Welcome to the Google Cloud Document AI sample repository.
The repository contains samples and Community Samples that demonstrate how to analyze, classify and search documents using Google Cloud Document AI.
- Document AI Warehouse Processing: This project demonstrates how to perform common actions on Document AI Warehouse through API.
- BQ Connector: This project uses the Document AI API to process a document, format the result and save it into a BigQuery table.
- Filter HITL Language: This project uses the languages detected by Document AI (post-HITL) to sort the
Document.json
files into separate Cloud Storage buckets. - Fraud Detection: This project uses the Document AI Invoice Parser with EKG and Google Maps to store document Entities in BigQuery.
- Language Extraction: This project uses the Document AI API to detect the languages in a multi-page document.
- Paper Summarization: This project uses the Document AI API to summarize scientific articles.
- PDF Splitter: This project uses the Document AI API to split PDF documents.
- SQL over Docs: This project shows how to run a BigQuery SQL and extract information from documents.
- Tabular Data Extraction: This project uses the Document AI API to extract tabular data from a document.
- Tax Processing Pipeline: This project uses the Document AI API to classify, parse, and calculate a tax form using multiple document types.
- Web App Demo: This project is a full-stack application that uses Document AI to process different types of documents. This application currently supports Form, Invoice and OCR processors.
If you need Document Files to run the samples, you can access them from this publicly-accessible Google Cloud Storage Bucket.

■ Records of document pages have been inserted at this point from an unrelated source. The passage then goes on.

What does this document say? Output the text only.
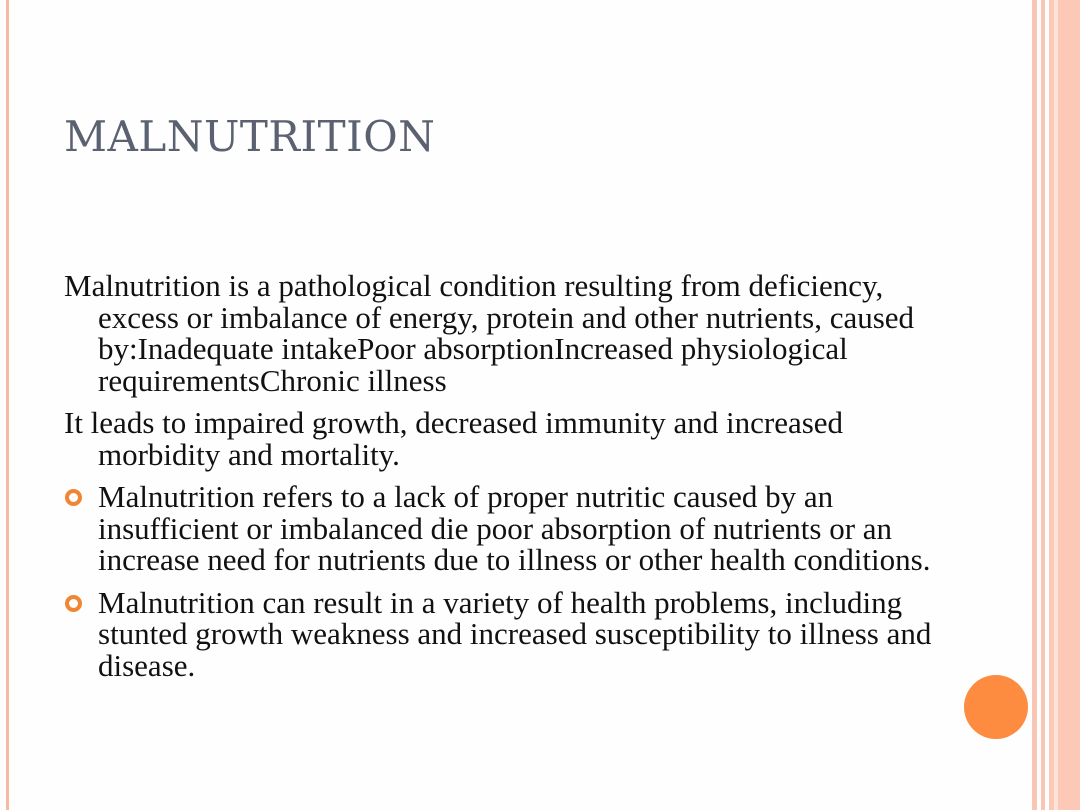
MALNUTRITION

Malnutrition is a pathological condition resulting from deficiency, excess or imbalance of energy, protein and other nutrients, caused by:Inadequate intakePoor absorptionIncreased physiological requirementsChronic illness

It leads to impaired growth, decreased immunity and increased morbidity and mortality.

Malnutrition refers to a lack of proper nutritic caused by an insufficient or imbalanced die poor absorption of nutrients or an increase need for nutrients due to illness or other health conditions.
Malnutrition can result in a variety of health problems, including stunted growth weakness and increased susceptibility to illness and disease.
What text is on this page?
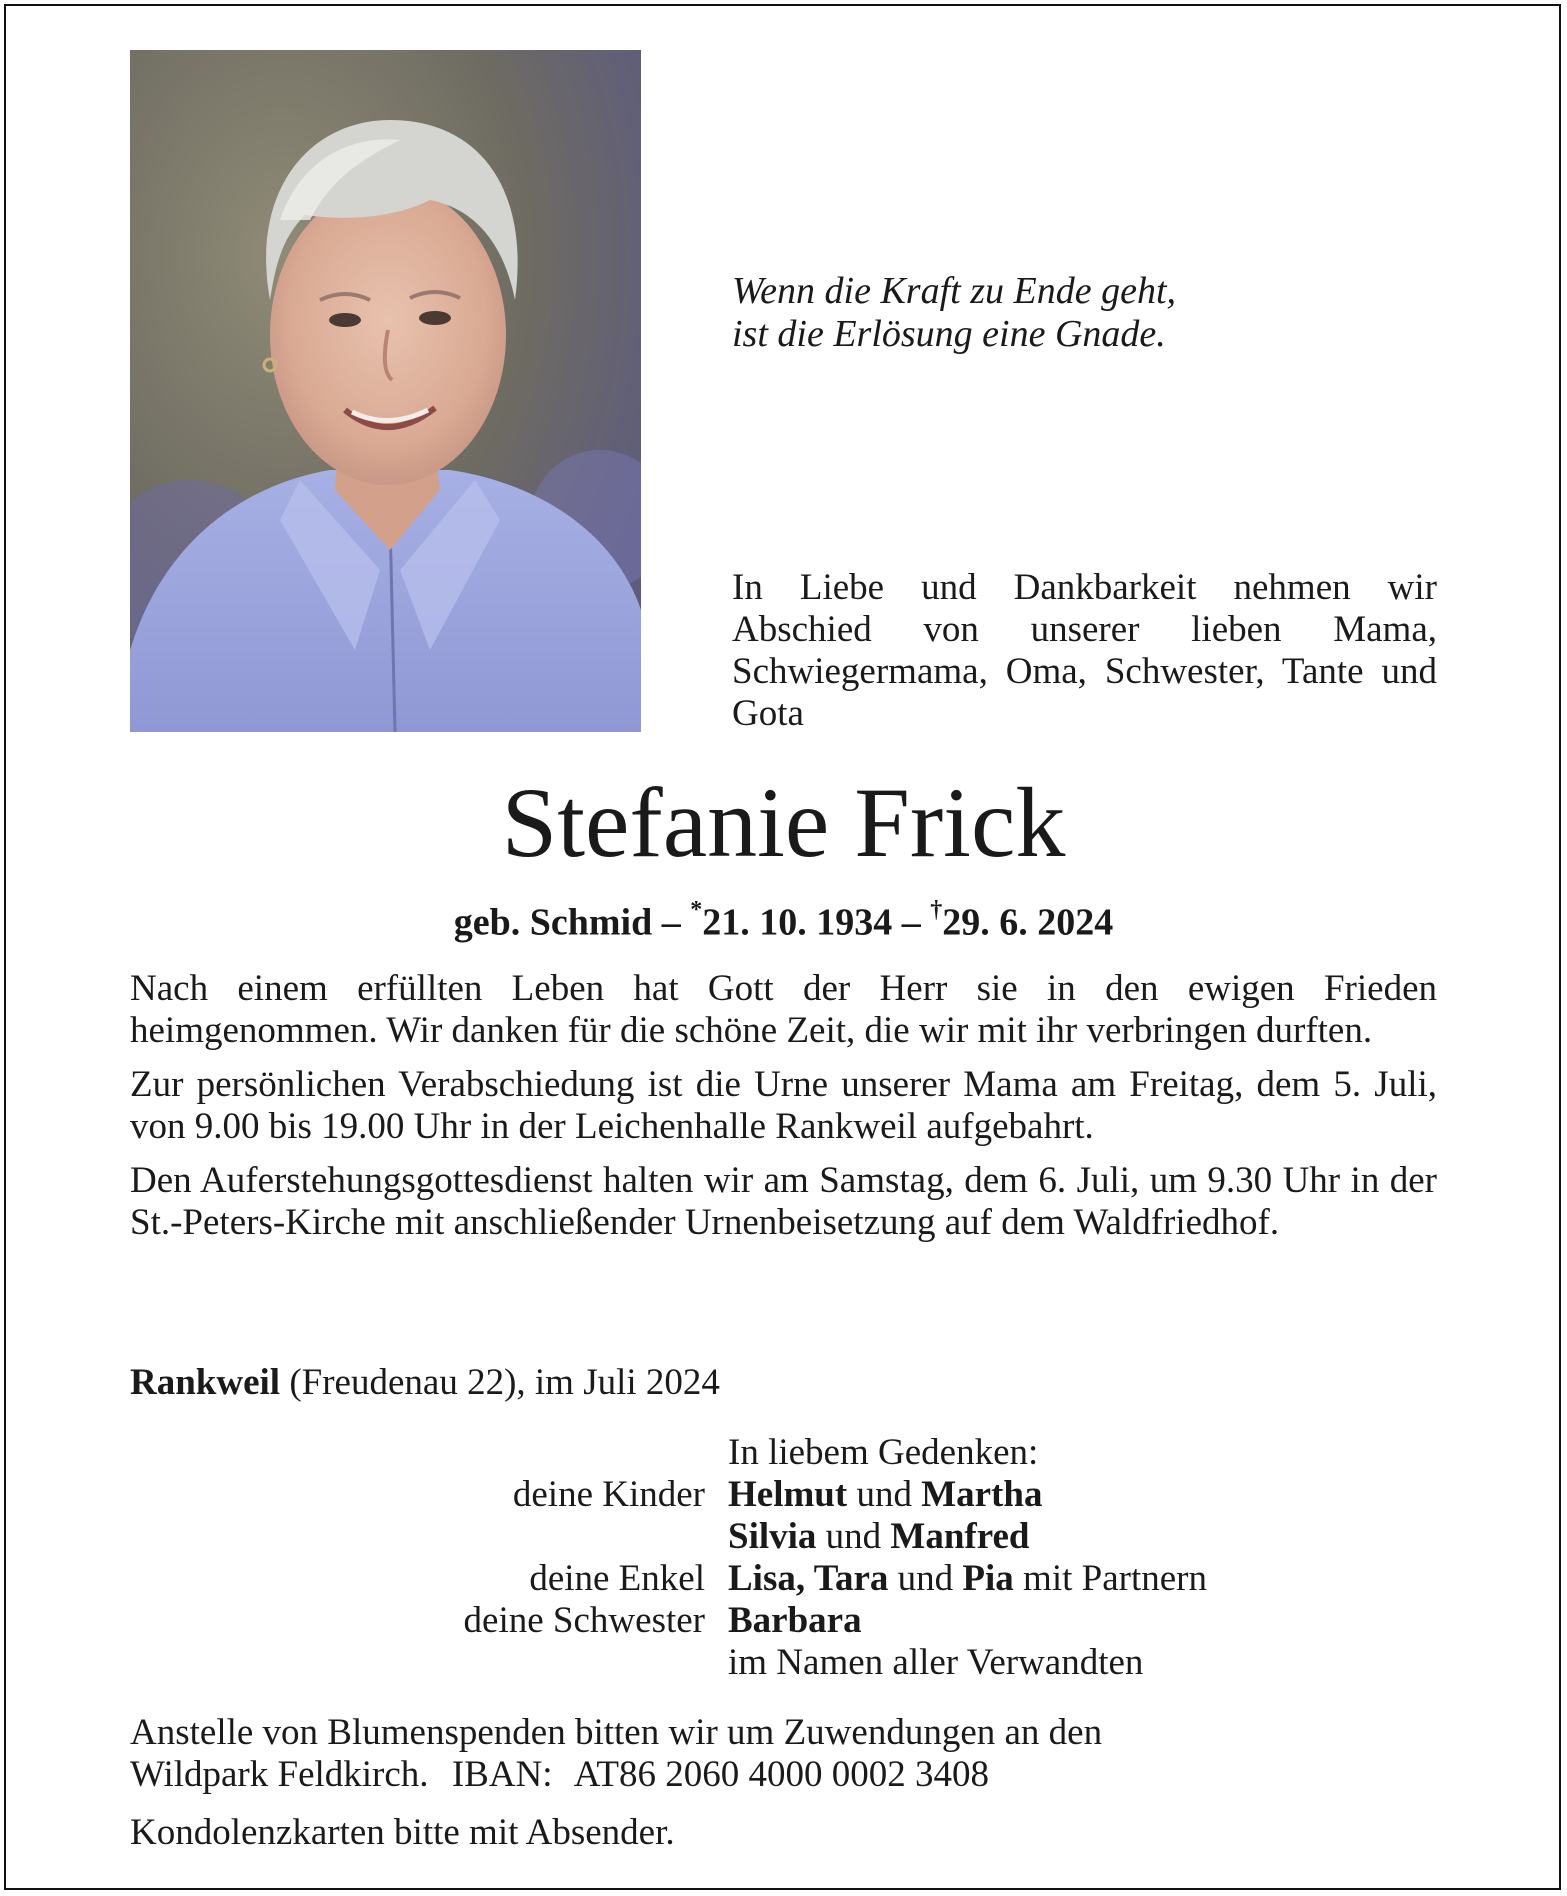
Wenn die Kraft zu Ende geht,
ist die Erlösung eine Gnade.
In Liebe und Dankbarkeit nehmen wir Abschied von unserer lieben Mama, Schwiegermama, Oma, Schwester, Tante und Gota
Stefanie Frick
geb. Schmid – *21. 10. 1934 – †29. 6. 2024

Nach einem erfüllten Leben hat Gott der Herr sie in den ewigen Frieden heimgenommen. Wir danken für die schöne Zeit, die wir mit ihr verbringen durften.

Zur persönlichen Verabschiedung ist die Urne unserer Mama am Freitag, dem 5. Juli, von 9.00 bis 19.00 Uhr in der Leichenhalle Rankweil aufgebahrt.

Den Auferstehungsgottesdienst halten wir am Samstag, dem 6. Juli, um 9.30 Uhr in der St.-Peters-Kirche mit anschließender Urnenbeisetzung auf dem Waldfriedhof.

Rankweil (Freudenau 22), im Juli 2024
In liebem Gedenken:
deine Kinder Helmut und Martha
Silvia und Manfred
deine Enkel Lisa, Tara und Pia mit Partnern
deine Schwester Barbara
im Namen aller Verwandten
Anstelle von Blumenspenden bitten wir um Zuwendungen an den
Wildpark Feldkirch. IBAN: AT86 2060 4000 0002 3408
Kondolenzkarten bitte mit Absender.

gs://cloud-samples-data/documentai/
The directory is organized by solution and document type, you can see the folder structure listed here.
documentai/
├── ContractDocAI
├── GeneralProcessors
│ ├── FormParser
│ ├── OCR
│ └── Quality
├── IdentityDocAI
│ ├── Driver's License (USA)
│ └── Passport (USA)
├── LendingDocAI
│ ├── 1040 Parser
│ ├── 1099-DIV Parser
│ ├── 1099-INT Parser
│ ├── 1099-MISC Parser
│ ├── 1099-NEC Parser
│ ├── 1099-R Parser
│ ├── Bank Statement Parser
│ ├── Lending Document Splitter & Classifier
│ └── Pay Slip Parser
├── ProcurementDocAI
│ ├── Expense Parser
│ ├── Invoice Parser
│ ├── Procurement Document Splitter & Classifier
│ └── Utility Parser
├── codelabs
├── form-parser
├── hitl
├── ocr
└── specialized-processors
- Optical Character Recognition (OCR) with Document AI (Python)
- Form Parsing with Document AI (Python)
- Specialized Processors with Document AI (Python)
- Managing Document AI processors (Python)
Disclaimer: Community samples are not officially maintained by Google.
- PDF Annotator Sample: This project uses the Document AI API to annotate PDF documents.
Contributions welcome! See the Contributing Guide.
Please use the issues page to provide feedback or submit a bug report.
This is not an officially supported Google product. The code in this repository is for demonstrative purposes only.